10. Una autoridad mundial moderadora
Los criminales ataques, perpetrados en el pasado y posibles en el futuro, no pueden ser respondidos por una potencia que sea juez y parte en el conflicto. Es preciso evitar de raíz toda conducta vindicativa. Es necesario arbitrar un Tribunal Internacional encargado de juzgar justamente a los culpables. Se impone una efectiva Organización de las Naciones Unidas que, sin plegarse a los dictados de ninguna superpotencia pueda, con el respaldo de los Estados, intervenir eficazmente para apaciguar los conflictos, tomar resoluciones justas y promover el despliegue de los pueblos infradesarrollados. Es imprescindible una reorientación del Banco Mundial y del FMI que proporcione los medios materiales para esta tarea de solidaridad y de paz. Seguramente estamos aún muy lejos de estas metas. Pero si no avanzamos firme y aceleradamente hacia ellas no pasaremos de ser, en el mejor de los casos, una fortaleza insolidaria y amenazada.
11. «El mal no tiene la última palabra» (J.P. II)

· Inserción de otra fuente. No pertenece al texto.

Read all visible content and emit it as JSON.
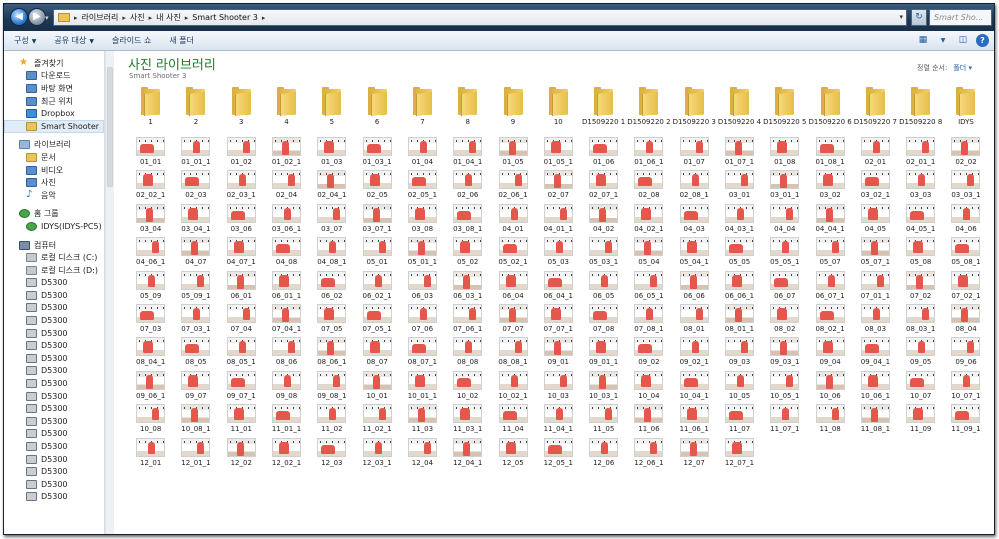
{
  "window": {
    "breadcrumb": [
      "라이브러리",
      "사진",
      "내 사진",
      "Smart Shooter 3"
    ],
    "search_placeholder": "Smart Sho..."
  },
  "toolbar": {
    "items": [
      "구성",
      "공유 대상",
      "슬라이드 쇼",
      "새 폴더"
    ]
  },
  "sidebar": {
    "groups": [
      {
        "head": "즐겨찾기",
        "icon": "star-icon",
        "items": [
          {
            "label": "다운로드",
            "icon": "download-folder-icon"
          },
          {
            "label": "바탕 화면",
            "icon": "desktop-icon"
          },
          {
            "label": "최근 위치",
            "icon": "recent-places-icon"
          },
          {
            "label": "Dropbox",
            "icon": "dropbox-icon"
          },
          {
            "label": "Smart Shooter",
            "icon": "folder-icon",
            "selected": true
          }
        ]
      },
      {
        "head": "라이브러리",
        "icon": "library-icon",
        "items": [
          {
            "label": "문서",
            "icon": "documents-icon"
          },
          {
            "label": "비디오",
            "icon": "video-icon"
          },
          {
            "label": "사진",
            "icon": "pictures-icon"
          },
          {
            "label": "음악",
            "icon": "music-icon"
          }
        ]
      },
      {
        "head": "홈 그룹",
        "icon": "homegroup-icon",
        "items": [
          {
            "label": "IDYS(IDYS-PC5)",
            "icon": "user-icon"
          }
        ]
      },
      {
        "head": "컴퓨터",
        "icon": "computer-icon",
        "items": [
          {
            "label": "로컬 디스크 (C:)",
            "icon": "drive-icon"
          },
          {
            "label": "로컬 디스크 (D:)",
            "icon": "drive-icon"
          },
          {
            "label": "D5300",
            "icon": "camera-device-icon"
          },
          {
            "label": "D5300",
            "icon": "camera-device-icon"
          },
          {
            "label": "D5300",
            "icon": "camera-device-icon"
          },
          {
            "label": "D5300",
            "icon": "camera-device-icon"
          },
          {
            "label": "D5300",
            "icon": "camera-device-icon"
          },
          {
            "label": "D5300",
            "icon": "camera-device-icon"
          },
          {
            "label": "D5300",
            "icon": "camera-device-icon"
          },
          {
            "label": "D5300",
            "icon": "camera-device-icon"
          },
          {
            "label": "D5300",
            "icon": "camera-device-icon"
          },
          {
            "label": "D5300",
            "icon": "camera-device-icon"
          },
          {
            "label": "D5300",
            "icon": "camera-device-icon"
          },
          {
            "label": "D5300",
            "icon": "camera-device-icon"
          },
          {
            "label": "D5300",
            "icon": "camera-device-icon"
          },
          {
            "label": "D5300",
            "icon": "camera-device-icon"
          },
          {
            "label": "D5300",
            "icon": "camera-device-icon"
          },
          {
            "label": "D5300",
            "icon": "camera-device-icon"
          },
          {
            "label": "D5300",
            "icon": "camera-device-icon"
          },
          {
            "label": "D5300",
            "icon": "camera-device-icon"
          }
        ]
      }
    ]
  },
  "library": {
    "title": "사진 라이브러리",
    "subtitle": "Smart Shooter 3",
    "arrange_label": "정렬 순서:",
    "arrange_value": "폴더"
  },
  "folders": [
    "1",
    "2",
    "3",
    "4",
    "5",
    "6",
    "7",
    "8",
    "9",
    "10",
    "D1509220 1",
    "D1509220 2",
    "D1509220 3",
    "D1509220 4",
    "D1509220 5",
    "D1509220 6",
    "D1509220 7",
    "D1509220 8",
    "IDYS"
  ],
  "photos": [
    "01_01",
    "01_01_1",
    "01_02",
    "01_02_1",
    "01_03",
    "01_03_1",
    "01_04",
    "01_04_1",
    "01_05",
    "01_05_1",
    "01_06",
    "01_06_1",
    "01_07",
    "01_07_1",
    "01_08",
    "01_08_1",
    "02_01",
    "02_01_1",
    "02_02",
    "02_02_1",
    "02_03",
    "02_03_1",
    "02_04",
    "02_04_1",
    "02_05",
    "02_05_1",
    "02_06",
    "02_06_1",
    "02_07",
    "02_07_1",
    "02_08",
    "02_08_1",
    "03_01",
    "03_01_1",
    "03_02",
    "03_02_1",
    "03_03",
    "03_03_1",
    "03_04",
    "03_04_1",
    "03_06",
    "03_06_1",
    "03_07",
    "03_07_1",
    "03_08",
    "03_08_1",
    "04_01",
    "04_01_1",
    "04_02",
    "04_02_1",
    "04_03",
    "04_03_1",
    "04_04",
    "04_04_1",
    "04_05",
    "04_05_1",
    "04_06",
    "04_06_1",
    "04_07",
    "04_07_1",
    "04_08",
    "04_08_1",
    "05_01",
    "05_01_1",
    "05_02",
    "05_02_1",
    "05_03",
    "05_03_1",
    "05_04",
    "05_04_1",
    "05_05",
    "05_05_1",
    "05_07",
    "05_07_1",
    "05_08",
    "05_08_1",
    "05_09",
    "05_09_1",
    "06_01",
    "06_01_1",
    "06_02",
    "06_02_1",
    "06_03",
    "06_03_1",
    "06_04",
    "06_04_1",
    "06_05",
    "06_05_1",
    "06_06",
    "06_06_1",
    "06_07",
    "06_07_1",
    "07_01_1",
    "07_02",
    "07_02_1",
    "07_03",
    "07_03_1",
    "07_04",
    "07_04_1",
    "07_05",
    "07_05_1",
    "07_06",
    "07_06_1",
    "07_07",
    "07_07_1",
    "07_08",
    "07_08_1",
    "08_01",
    "08_01_1",
    "08_02",
    "08_02_1",
    "08_03",
    "08_03_1",
    "08_04",
    "08_04_1",
    "08_05",
    "08_05_1",
    "08_06",
    "08_06_1",
    "08_07",
    "08_07_1",
    "08_08",
    "08_08_1",
    "09_01",
    "09_01_1",
    "09_02",
    "09_02_1",
    "09_03",
    "09_03_1",
    "09_04",
    "09_04_1",
    "09_05",
    "09_06",
    "09_06_1",
    "09_07",
    "09_07_1",
    "09_08",
    "09_08_1",
    "10_01",
    "10_01_1",
    "10_02",
    "10_02_1",
    "10_03",
    "10_03_1",
    "10_04",
    "10_04_1",
    "10_05",
    "10_05_1",
    "10_06",
    "10_06_1",
    "10_07",
    "10_07_1",
    "10_08",
    "10_08_1",
    "11_01",
    "11_01_1",
    "11_02",
    "11_02_1",
    "11_03",
    "11_03_1",
    "11_04",
    "11_04_1",
    "11_05",
    "11_06",
    "11_06_1",
    "11_07",
    "11_07_1",
    "11_08",
    "11_08_1",
    "11_09",
    "11_09_1",
    "12_01",
    "12_01_1",
    "12_02",
    "12_02_1",
    "12_03",
    "12_03_1",
    "12_04",
    "12_04_1",
    "12_05",
    "12_05_1",
    "12_06",
    "12_06_1",
    "12_07",
    "12_07_1"
  ]
}
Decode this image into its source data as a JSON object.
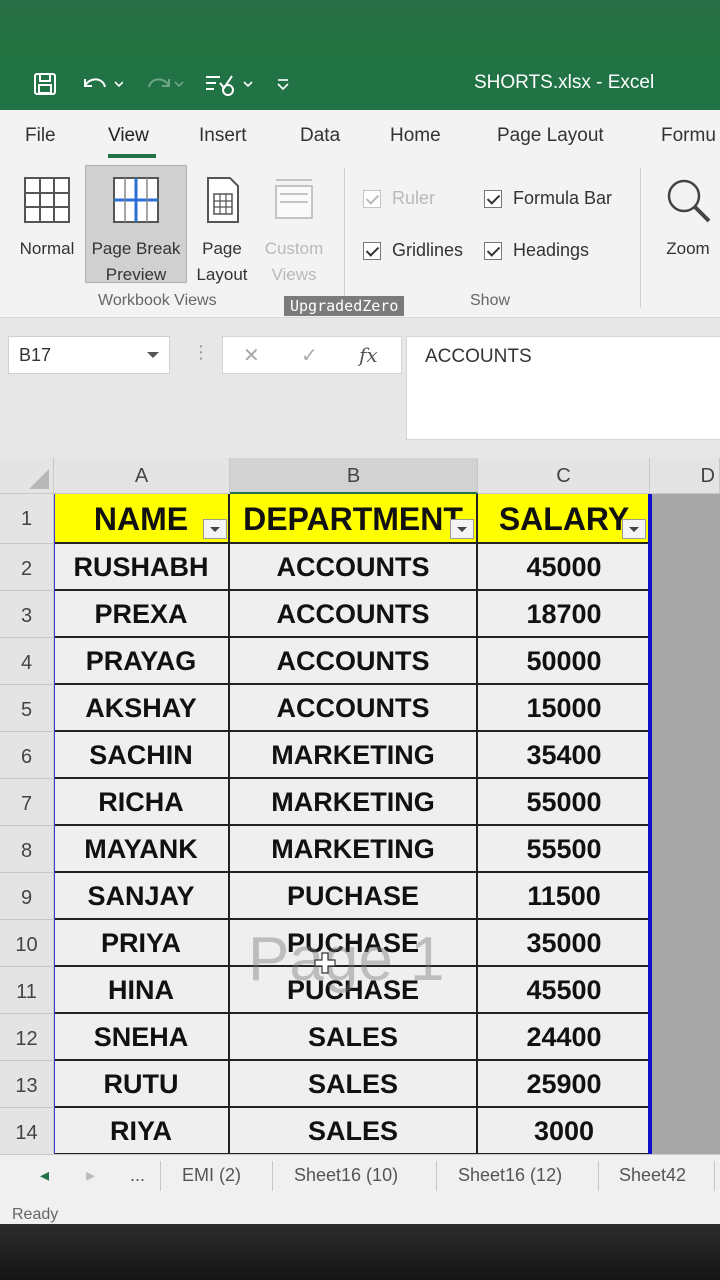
{
  "titlebar": {
    "title": "SHORTS.xlsx  -  Excel"
  },
  "menu_tabs": [
    {
      "label": "File"
    },
    {
      "label": "View"
    },
    {
      "label": "Insert"
    },
    {
      "label": "Data"
    },
    {
      "label": "Home"
    },
    {
      "label": "Page Layout"
    },
    {
      "label": "Formu"
    }
  ],
  "active_tab": "View",
  "ribbon": {
    "workbook_views": {
      "group_label": "Workbook Views",
      "normal": "Normal",
      "page_break_1": "Page Break",
      "page_break_2": "Preview",
      "page_layout_1": "Page",
      "page_layout_2": "Layout",
      "custom_1": "Custom",
      "custom_2": "Views"
    },
    "show": {
      "group_label": "Show",
      "ruler": "Ruler",
      "formula_bar": "Formula Bar",
      "gridlines": "Gridlines",
      "headings": "Headings"
    },
    "zoom": "Zoom"
  },
  "watermark": "UpgradedZero",
  "formula_bar": {
    "name_box": "B17",
    "fx": "fx",
    "content": "ACCOUNTS"
  },
  "columns": [
    "A",
    "B",
    "C",
    "D"
  ],
  "row_numbers": [
    "1",
    "2",
    "3",
    "4",
    "5",
    "6",
    "7",
    "8",
    "9",
    "10",
    "11",
    "12",
    "13",
    "14"
  ],
  "table": {
    "headers": [
      "NAME",
      "DEPARTMENT",
      "SALARY"
    ],
    "rows": [
      [
        "RUSHABH",
        "ACCOUNTS",
        "45000"
      ],
      [
        "PREXA",
        "ACCOUNTS",
        "18700"
      ],
      [
        "PRAYAG",
        "ACCOUNTS",
        "50000"
      ],
      [
        "AKSHAY",
        "ACCOUNTS",
        "15000"
      ],
      [
        "SACHIN",
        "MARKETING",
        "35400"
      ],
      [
        "RICHA",
        "MARKETING",
        "55000"
      ],
      [
        "MAYANK",
        "MARKETING",
        "55500"
      ],
      [
        "SANJAY",
        "PUCHASE",
        "11500"
      ],
      [
        "PRIYA",
        "PUCHASE",
        "35000"
      ],
      [
        "HINA",
        "PUCHASE",
        "45500"
      ],
      [
        "SNEHA",
        "SALES",
        "24400"
      ],
      [
        "RUTU",
        "SALES",
        "25900"
      ],
      [
        "RIYA",
        "SALES",
        "3000"
      ]
    ]
  },
  "page_label": "Page 1",
  "sheet_tabs": {
    "more": "...",
    "tabs": [
      "EMI (2)",
      "Sheet16 (10)",
      "Sheet16 (12)",
      "Sheet42"
    ]
  },
  "status": "Ready",
  "colors": {
    "excel_green": "#217346",
    "header_fill": "#ffff00",
    "page_break_line": "#1010c8"
  }
}
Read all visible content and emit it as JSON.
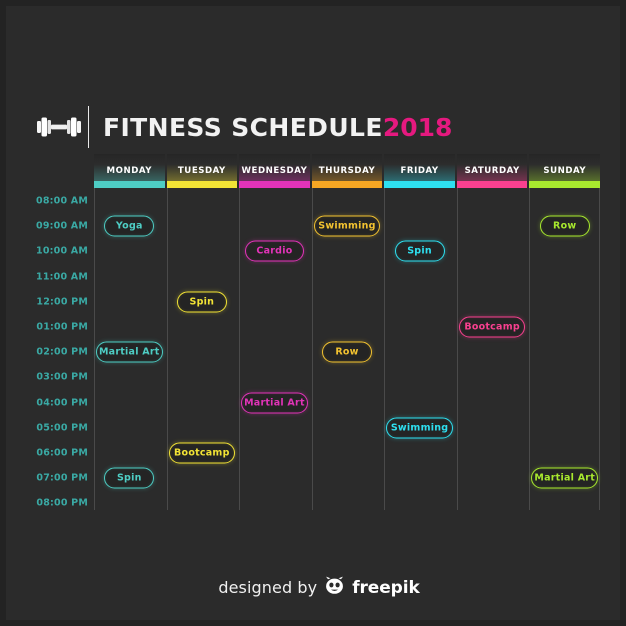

A partir del 11 de septiembre han crecido sensiblemente el sentimiento de vulnerabilidad y el miedo.
«Ante tal estado anímico la Iglesia desea dar testimonio de su Esperanza, fundada en la convicción de que el mal... no tiene la última palabra en los avatares humanos... La historia del mundo... está siempre acompañada por la solicitud diligente y misericordiosa de Dios»(nº 1).
Nos queda pues, el tesoro de la esperanza, sin la cual el ánimo de las personas y los pueblos se desmorona y su iniciativa se paraliza. Los cristianos tenemos la gran suerte de poderla fundamentar en el mismo Señor y la gran responsabilidad de tenerla que infundir a nuestros conciudadanos.